Page 1 of 1

check_openmanage return values to Nagios

Posted: Mon Jul 14, 2014 12:38 pm
by murdoch_222
Greetings,

Apologies if this question was previously raised, I searched through the discussion topics and have not found a similar thread.

The basic problem we are facing is the check_openmanage plugin (found here: http://folk.uio.no/trondham/software/ch ... anage.html ) used to monitor Dell systems is reporting back a critical alert when the service check times out. I'm not worried to receive an alert on a timeout, however I am concerned this alert is classified as "CRITICAL." Whenever we receive a timeout, we wait for 20 minutes and the service check recovers. We have several servers that are under heavy loads, which as I understand can increase your likelihood to get a timeout on this plugin. Given enough time, the service check will eventually recover. Should this be a CRITICAL alert?? (ie - requires immediate attention 24x7 attention?) Obviously, we feel this should return a different value (UNKNOWN), but I'm not finding how to change the setting on check_openmanage to return UNKNOWN rather than CRITCAL. The website listed above provides usage details for this plugin, and apparently I can check the alerting thresholds for temperature only, so far as I can tell. I've also parsed through the main script (check_openmanage) used to perform the service check and changed the return values for timeouts, to no avail:

261 # Setting timeout
262 $SIG{ALRM} = sub {
263 print "PLUGIN TIMEOUT: $NAME timed out after $opt{timeout} seconds\n";
264 exit $E_WARNING; ##### this was originally set to $E_CRITICAL, but we're still getting critical alerts on our timeouts
265 };

This might be originating from an snmp timeout setting, rather than the script itself, yet other snmp checks are returning "UNKNOWN" for timeouts, not criticals. If anyone has faced this problem before and knows a solution, please respond. We have grown tired of receiving critical alerts at 3 am for a timeout on the check_openmanage plugin :)

Thank you in advance

Re: check_openmanage return values to Nagios

Posted: Mon Jul 14, 2014 12:47 pm
by abrist
It all depends what is catching the timeout. If the plugin's timeout is longer than the global timeout set in the nagios.cfg file, then the timeout will be caught by nagios, and not the plugin. You will most likely need to add some debug output to the script in order to find where the script is actually timing out.

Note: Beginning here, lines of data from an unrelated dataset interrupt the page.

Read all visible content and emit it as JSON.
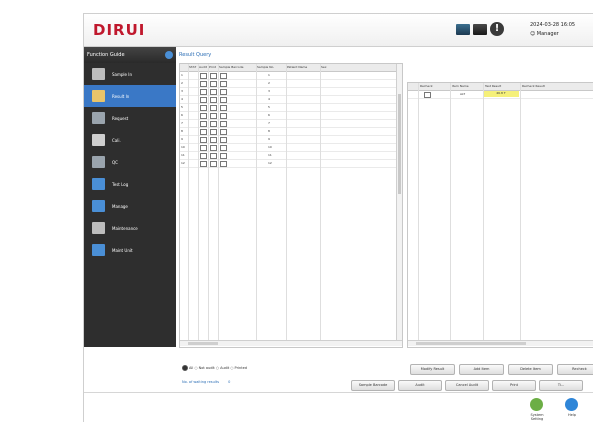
{
  "app": {
    "logo": "DIRUI",
    "datetime_line1": "2024-03-28  16:05",
    "datetime_line2": "☺  Manager",
    "warning_glyph": "!"
  },
  "sidebar": {
    "header": "Function Guide",
    "items": [
      {
        "label": "Sample In",
        "icon": "sample-in-icon",
        "color": "#bdbdbd"
      },
      {
        "label": "Result In",
        "icon": "result-in-icon",
        "color": "#e9c46a",
        "active": true
      },
      {
        "label": "Request",
        "icon": "request-icon",
        "color": "#9aa4ad"
      },
      {
        "label": "Cali.",
        "icon": "calibration-icon",
        "color": "#cfcfcf"
      },
      {
        "label": "QC",
        "icon": "qc-icon",
        "color": "#9aa4ad"
      },
      {
        "label": "Test Log",
        "icon": "test-log-icon",
        "color": "#4a8fd6"
      },
      {
        "label": "Manage",
        "icon": "manage-icon",
        "color": "#4a8fd6"
      },
      {
        "label": "Maintenance",
        "icon": "maintenance-icon",
        "color": "#bdbdbd"
      },
      {
        "label": "Maint Unit",
        "icon": "maint-unit-icon",
        "color": "#4a8fd6"
      }
    ],
    "colors": {
      "bg": "#2e2e2e",
      "active": "#3a78c6"
    }
  },
  "main": {
    "title": "Result Query",
    "left_table": {
      "columns": [
        "",
        "STAT",
        "Audit",
        "Print",
        "Sample Barcode",
        "Sample No.",
        "Patient Name",
        "Sex"
      ],
      "rows": [
        {
          "no": "1",
          "selected": true
        },
        {
          "no": "2"
        },
        {
          "no": "3"
        },
        {
          "no": "4"
        },
        {
          "no": "5"
        },
        {
          "no": "6"
        },
        {
          "no": "7"
        },
        {
          "no": "8"
        },
        {
          "no": "9"
        },
        {
          "no": "10"
        },
        {
          "no": "11"
        },
        {
          "no": "12"
        }
      ]
    },
    "right_table": {
      "columns": [
        "",
        "Recheck",
        "Item Name",
        "Test Result",
        "Recheck Result"
      ],
      "rows": [
        {
          "item": "ALT",
          "result": "46.8 T"
        }
      ]
    },
    "filter": {
      "options": [
        "All",
        "Audited",
        "Unaudited",
        "Printed"
      ],
      "selected": "All",
      "text": "All  ○ Not audit  ○ Audit  ○ Printed"
    },
    "pending": {
      "label": "No. of waiting results",
      "value": "0"
    },
    "buttons_row1": [
      "Modify Result",
      "Add Item",
      "Delete Item",
      "Recheck"
    ],
    "buttons_row2": [
      "Sample Barcode",
      "Audit",
      "Cancel Audit",
      "Print",
      "Ti..."
    ]
  },
  "footer": {
    "buttons": [
      {
        "label": "System Setting",
        "icon": "settings-icon",
        "color": "#6cae45"
      },
      {
        "label": "Help",
        "icon": "help-icon",
        "color": "#2f86d8"
      }
    ]
  }
}
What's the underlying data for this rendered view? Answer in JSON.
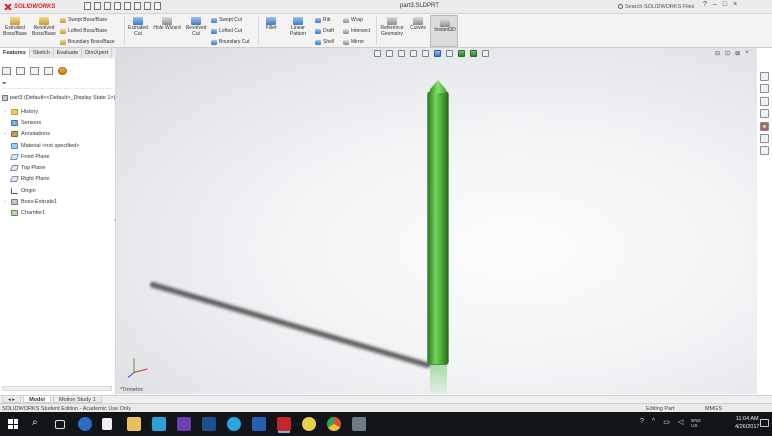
{
  "app": {
    "brand": "SOLIDWORKS",
    "document_title": "part3.SLDPRT",
    "search_placeholder": "Search SOLIDWORKS Files",
    "title_buttons": [
      "?",
      "–",
      "□",
      "×"
    ]
  },
  "command_manager": {
    "extruded_boss": "Extruded Boss/Base",
    "revolved_boss": "Revolved Boss/Base",
    "swept_boss": "Swept Boss/Base",
    "lofted_boss": "Lofted Boss/Base",
    "boundary_boss": "Boundary Boss/Base",
    "extruded_cut": "Extruded Cut",
    "hole_wizard": "Hole Wizard",
    "revolved_cut": "Revolved Cut",
    "swept_cut": "Swept Cut",
    "lofted_cut": "Lofted Cut",
    "boundary_cut": "Boundary Cut",
    "fillet": "Fillet",
    "linear_pattern": "Linear Pattern",
    "rib": "Rib",
    "draft": "Draft",
    "shell": "Shell",
    "wrap": "Wrap",
    "intersect": "Intersect",
    "mirror": "Mirror",
    "reference_geometry": "Reference Geometry",
    "curves": "Curves",
    "instant3d": "Instant3D"
  },
  "feature_manager": {
    "tabs": [
      "Features",
      "Sketch",
      "Evaluate",
      "DimXpert"
    ],
    "filter_icon": "funnel-icon",
    "root": "part3 (Default<<Default>_Display State 1>)",
    "items": [
      {
        "label": "History",
        "icon": "folder",
        "expandable": true
      },
      {
        "label": "Sensors",
        "icon": "sensor",
        "expandable": false
      },
      {
        "label": "Annotations",
        "icon": "annot",
        "expandable": true
      },
      {
        "label": "Material <not specified>",
        "icon": "material",
        "expandable": false
      },
      {
        "label": "Front Plane",
        "icon": "plane",
        "expandable": false
      },
      {
        "label": "Top Plane",
        "icon": "plane",
        "expandable": false
      },
      {
        "label": "Right Plane",
        "icon": "plane",
        "expandable": false
      },
      {
        "label": "Origin",
        "icon": "origin",
        "expandable": false
      },
      {
        "label": "Boss-Extrude1",
        "icon": "boss",
        "expandable": true
      },
      {
        "label": "Chamfer1",
        "icon": "chamfer",
        "expandable": false
      }
    ]
  },
  "viewport": {
    "view_label": "*Trimetric",
    "part_color": "#4fac3b",
    "window_controls": [
      "⊟",
      "⊡",
      "⊠",
      "×"
    ]
  },
  "model_tabs": [
    "Model",
    "Motion Study 1"
  ],
  "status_bar": {
    "left": "SOLIDWORKS Student Edition - Academic Use Only",
    "editing": "Editing Part",
    "units": "MMGS"
  },
  "taskbar": {
    "clock_time": "11:04 AM",
    "clock_date": "4/26/2017",
    "language": "ENG\nUS"
  }
}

Re: check_openmanage return values to Nagios

Posted: Tue Jul 15, 2014 9:41 am
by murdoch_222
Thank you abrist, you have me now pointed in the right direction. I completely overlooked the nagios.cfg file because for some reason we removed the service_check_timeout_state from our configuration (hence, as I scanned through our version of this file, I did not see this option). Silly oversight. I'm convinced the alert is not coming from the check_openmanage plugin, as 1) I've already changed the exit status for a timeout to a warning , and 2) the format of the notification from the plugin does not match the email alert I am receiving. However, the default configuration for nagios.cfg is to issue a critical alert for timeouts, leading me to believe (for now at least) this must be the source of the error. I'm going to redo our nagios configuration and see if it fixes. I'll be sure to return to label this issue as solved, if indeed it fixes the problem.

Cheers-

Re: check_openmanage return values to Nagios

Posted: Tue Jul 15, 2014 9:46 am
by abrist
Good deal. I wish you best of luck in the hunt. We will leave this thread open for the time being.